Administration of DENA/2-AAF also decreased NQO1 and GSTA2 expression, both of which are important for detoxification of xenobiotics and thereby reducing oxidative stress [85]. Administration of isatin significantly upregulated both NQO1 and GSTA2 in addition to Nrf2, which have contributed to the enhanced antioxidant capacity.

Nuclear antigen Ki67 expression is a biomarker for cancer staging [86], and its existence through all active phases of the cell cycle but not in resting cells (G0) presents it as an excellent biological marker for cellular proliferation and HCC prognosis [68,87].

Administration of DENA/2-AAF markedly enhanced Ki67 protein expression, consistent with previous findings by Pižem et al. [88], Raghunandhakumar et al. [89], and Yassin et al. [77], demonstrating that Ki67 expression is elevated in HCC, while expression was reduced by isatin, suggesting that the effects on antioxidant capacity, inflammation, and detoxification ultimately serve to reduce carcinogenesis [90,91].

The majority of cancerous tissues manifest signs of inflammation associated with specific inflammatory cytokines, remodeling, and angiogenesis [92]. Isatin treatment significantly decreased levels of the inflammatory markers NF-κBp50 and NF-κBp65, and NF-κB is considered an important link between HCC and inflammation. Indeed, suppression of NF-κB signaling can influence the efficacy of anticancer treatment. Treatment with DENA/2-AAF also increased TNF-α, a reliable marker of inflammation in hepatic carcinoma [93], while isatin cotreatment significantly reduced hepatic TNF-α, confirming an anti-inflammatory effect [94] associated with protection against hepatocarcinogenesis. These results are also in harmony with a previous study demonstrating reduced preneoplastic lesion and liver tumor formation in TNF-α receptor knock-out mice [95].

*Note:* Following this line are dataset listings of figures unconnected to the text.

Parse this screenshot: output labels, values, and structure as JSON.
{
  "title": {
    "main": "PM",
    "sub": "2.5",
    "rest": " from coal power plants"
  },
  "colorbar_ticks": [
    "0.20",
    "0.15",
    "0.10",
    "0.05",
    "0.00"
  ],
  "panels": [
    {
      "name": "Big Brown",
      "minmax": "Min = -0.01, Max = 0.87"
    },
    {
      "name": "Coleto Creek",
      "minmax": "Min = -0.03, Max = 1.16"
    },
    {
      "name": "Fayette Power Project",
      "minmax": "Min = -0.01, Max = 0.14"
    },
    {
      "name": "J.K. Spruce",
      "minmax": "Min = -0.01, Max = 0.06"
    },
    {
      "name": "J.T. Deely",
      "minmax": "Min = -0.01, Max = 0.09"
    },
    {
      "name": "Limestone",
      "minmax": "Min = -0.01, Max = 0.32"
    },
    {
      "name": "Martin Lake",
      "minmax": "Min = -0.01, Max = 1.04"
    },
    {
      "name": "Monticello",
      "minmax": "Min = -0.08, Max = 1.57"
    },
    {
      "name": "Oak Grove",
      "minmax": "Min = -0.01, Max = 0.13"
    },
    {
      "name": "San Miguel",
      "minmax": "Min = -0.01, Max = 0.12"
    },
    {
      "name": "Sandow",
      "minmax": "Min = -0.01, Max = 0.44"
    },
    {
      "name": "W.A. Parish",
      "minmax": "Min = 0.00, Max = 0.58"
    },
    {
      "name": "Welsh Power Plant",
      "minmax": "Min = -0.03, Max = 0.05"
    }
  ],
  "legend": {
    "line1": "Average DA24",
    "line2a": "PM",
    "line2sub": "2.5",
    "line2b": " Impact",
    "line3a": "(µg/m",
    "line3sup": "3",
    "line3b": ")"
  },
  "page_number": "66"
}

We conclude that isatin suppressed hepatocarcinogenesis by enhancing antioxidant defenses, suppressing oxidative stress, repressing inflammation, promoting resistance to apoptosis, and activating detoxification pathways (Figure 11). However, further studies are required to scrutinize all functional perspectives, including metabolic aspects of isatin in cancer and their interlinks in collaboration with researchers in the fields of genomics, proteomics and metabolomics, computational biology and bioinformatics, in silico studies, molecular docking and interactomics considering Gene Ontology (GO) and Kyoto Encyclopedia of Genes and Genomes (KEGG) Enrichment Analysis. Moreover, studies on other HCC models are warranted to provide the basis for clinical research on the therapeutic efficacy of isatin against HCC and other cancer types.